Page last updated at 08:02 GMT, Tuesday, 17 June 2008 09:02 UK

France's military faces overhaul

French President Nicolas Sarkozy
Mr Sarkozy wants a leaner fighting force

France is to cut 54,000 military and civilian defence jobs as part of a root-and-branch reform of the sector, under government plans.

President Nicolas Sarkozy is proposing to create a smaller and more mobile army he believes will be better equipped to respond to new threats.

His strategy is also expected to place an emphasis on a stronger European Union defence policy.

Officials say there is no plan to scrap France's nuclear deterrent.

Mr Sarkozy will present the proposals to military officials on Tuesday, in a paper called the White Book on Defence and Homeland Security.
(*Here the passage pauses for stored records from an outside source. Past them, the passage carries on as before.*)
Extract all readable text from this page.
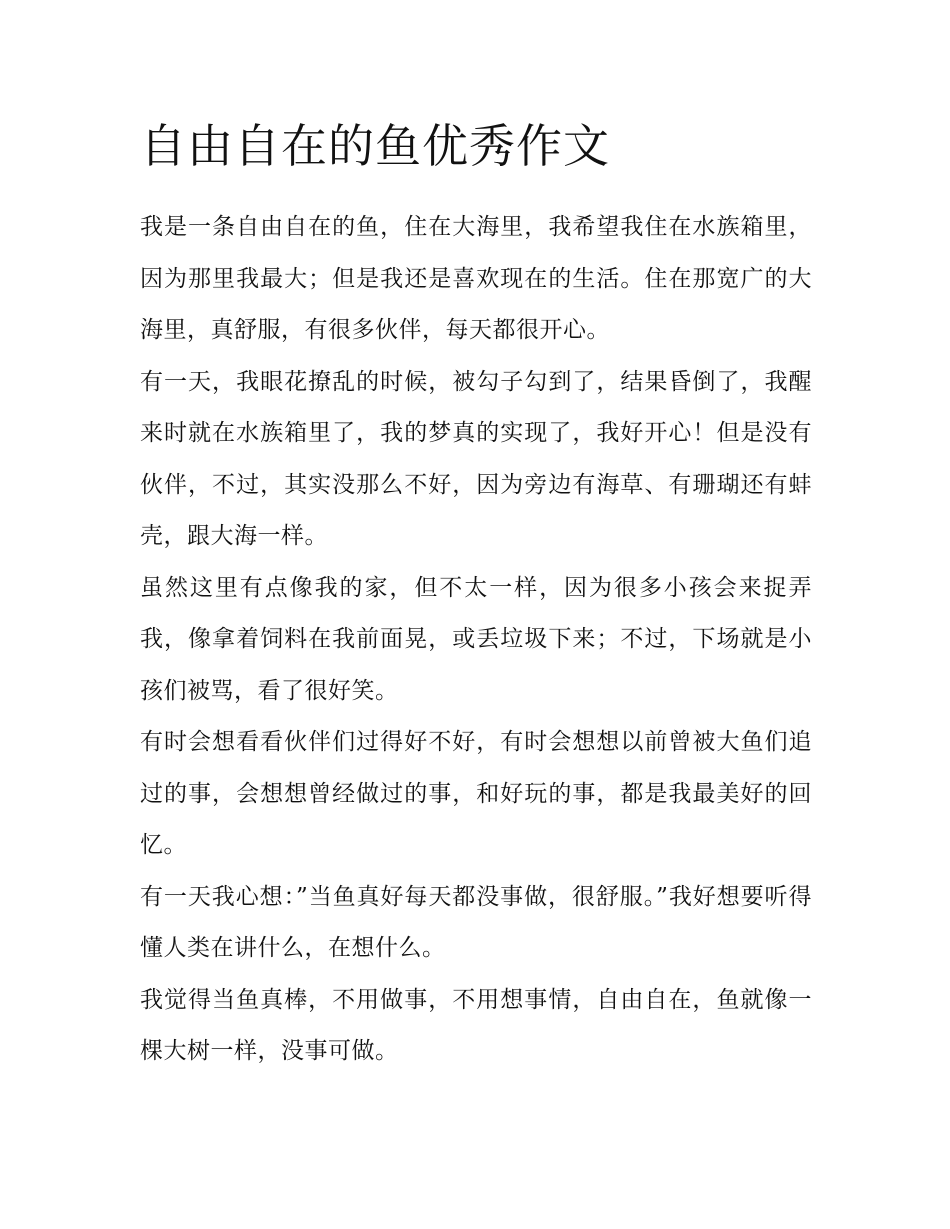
自由自在的鱼优秀作文

我是一条自由自在的鱼，住在大海里，我希望我住在水族箱里，因为那里我最大；但是我还是喜欢现在的生活。住在那宽广的大海里，真舒服，有很多伙伴，每天都很开心。

有一天，我眼花撩乱的时候，被勾子勾到了，结果昏倒了，我醒来时就在水族箱里了，我的梦真的实现了，我好开心！但是没有伙伴，不过，其实没那么不好，因为旁边有海草、有珊瑚还有蚌壳，跟大海一样。

虽然这里有点像我的家，但不太一样，因为很多小孩会来捉弄我，像拿着饲料在我前面晃，或丢垃圾下来；不过，下场就是小孩们被骂，看了很好笑。

有时会想看看伙伴们过得好不好，有时会想想以前曾被大鱼们追过的事，会想想曾经做过的事，和好玩的事，都是我最美好的回忆。

有一天我心想：”当鱼真好每天都没事做，很舒服。”我好想要听得懂人类在讲什么，在想什么。

我觉得当鱼真棒，不用做事，不用想事情，自由自在，鱼就像一棵大树一样，没事可做。
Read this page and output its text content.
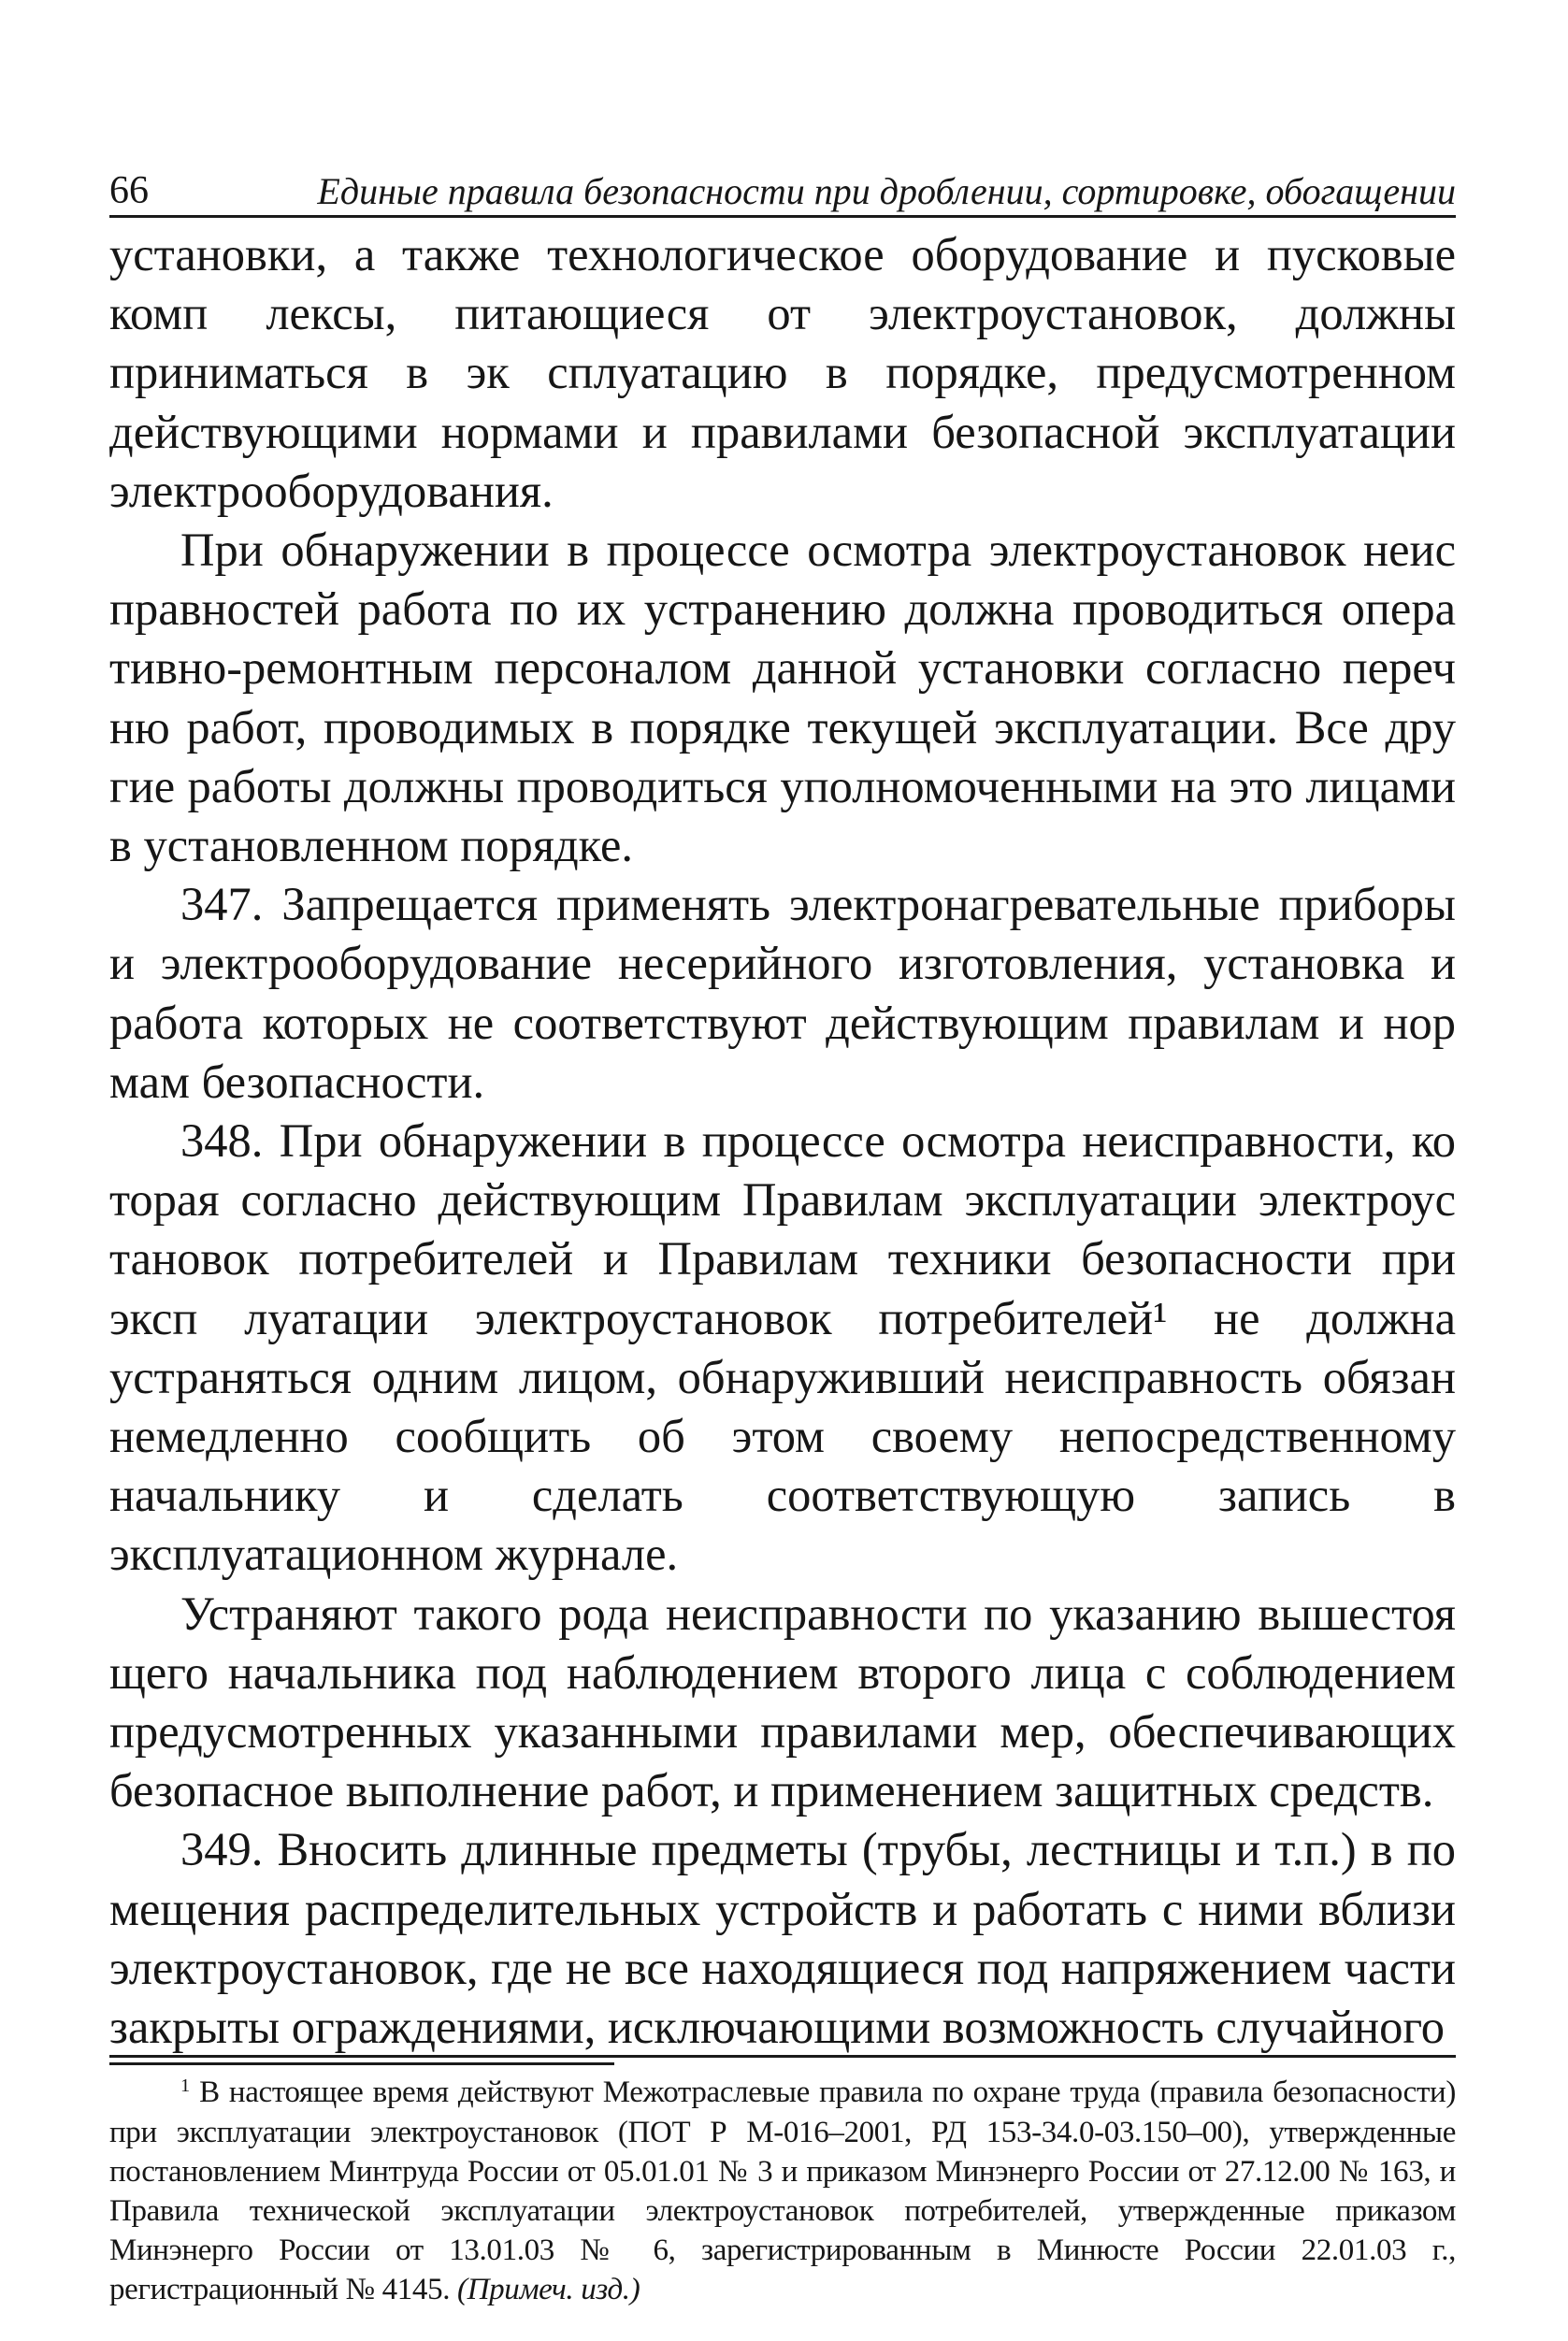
66	Единые правила безопасности при дроблении, сортировке, обогащении

установки, а также технологическое оборудование и пусковые комп лексы, питающиеся от электроустановок, должны приниматься в эк сплуатацию в порядке, предусмотренном действующими нормами и правилами безопасной эксплуатации электрооборудования.

При обнаружении в процессе осмотра электроустановок неис правностей работа по их устранению должна проводиться опера тивно-ремонтным персоналом данной установки согласно переч ню работ, проводимых в порядке текущей эксплуатации. Все дру гие работы должны проводиться уполномоченными на это лицами в установленном порядке.

347. Запрещается применять электронагревательные приборы и электрооборудование несерийного изготовления, установка и работа которых не соответствуют действующим правилам и нор мам безопасности.

348. При обнаружении в процессе осмотра неисправности, ко торая согласно действующим Правилам эксплуатации электроус тановок потребителей и Правилам техники безопасности при эксп луатации электроустановок потребителей¹ не должна устраняться одним лицом, обнаруживший неисправность обязан немедленно сообщить об этом своему непосредственному начальнику и сделать соответствующую запись в эксплуатационном журнале.

Устраняют такого рода неисправности по указанию вышестоя щего начальника под наблюдением второго лица с соблюдением предусмотренных указанными правилами мер, обеспечивающих безопасное выполнение работ, и применением защитных средств.

349. Вносить длинные предметы (трубы, лестницы и т.п.) в по мещения распределительных устройств и работать с ними вблизи электроустановок, где не все находящиеся под напряжением части закрыты ограждениями, исключающими возможность случайного

$^1$ В настоящее время действуют Межотраслевые правила по охране труда (правила безопасности) при эксплуатации электроустановок (ПОТ Р М-016–2001, РД 153-34.0-03.150–00), утвержденные постановлением Минтруда России от 05.01.01 № 3 и приказом Минэнерго России от 27.12.00 № 163, и Правила технической эксплуатации электроустановок потребителей, утвержденные приказом Минэнерго России от 13.01.03 № 6, зарегистрированным в Минюсте России 22.01.03 г., регистрационный № 4145. (Примеч. изд.)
It is the first major review of France's military organisation since 1994.

'Unpredictable' world

The review is expected to propose boosting spending on technology and intelligence, while cutting personnel.

Bruno Tertrais, a member of the expert panel who drew up the changes, hailed the document as "revolutionary".

"For the first time in centuries, France does not base its defence policy on the hypothesis of a major military conflict in Europe," he told the French AFP news agency.

"There is a very strong emphasis on intelligence, recognising that the world may not be more dangerous than it was in 1994 when we did the previous white paper, but it seems more unpredictable."

Under the plans, the number of combat-ready troops would be reduced from 50,000 to 30,000.

As well as placing more emphasis on EU co-operation, Mr Sarkozy is also expected to propose moving closer to Nato command.

France withdrew from Nato's military structure in 1966 in protest at the dominance of US commanders.

But Mr Sarkozy indicated earlier this year that France may return to the organisation's military command.

The proposed new military strategy will be discussed in parliament later this month.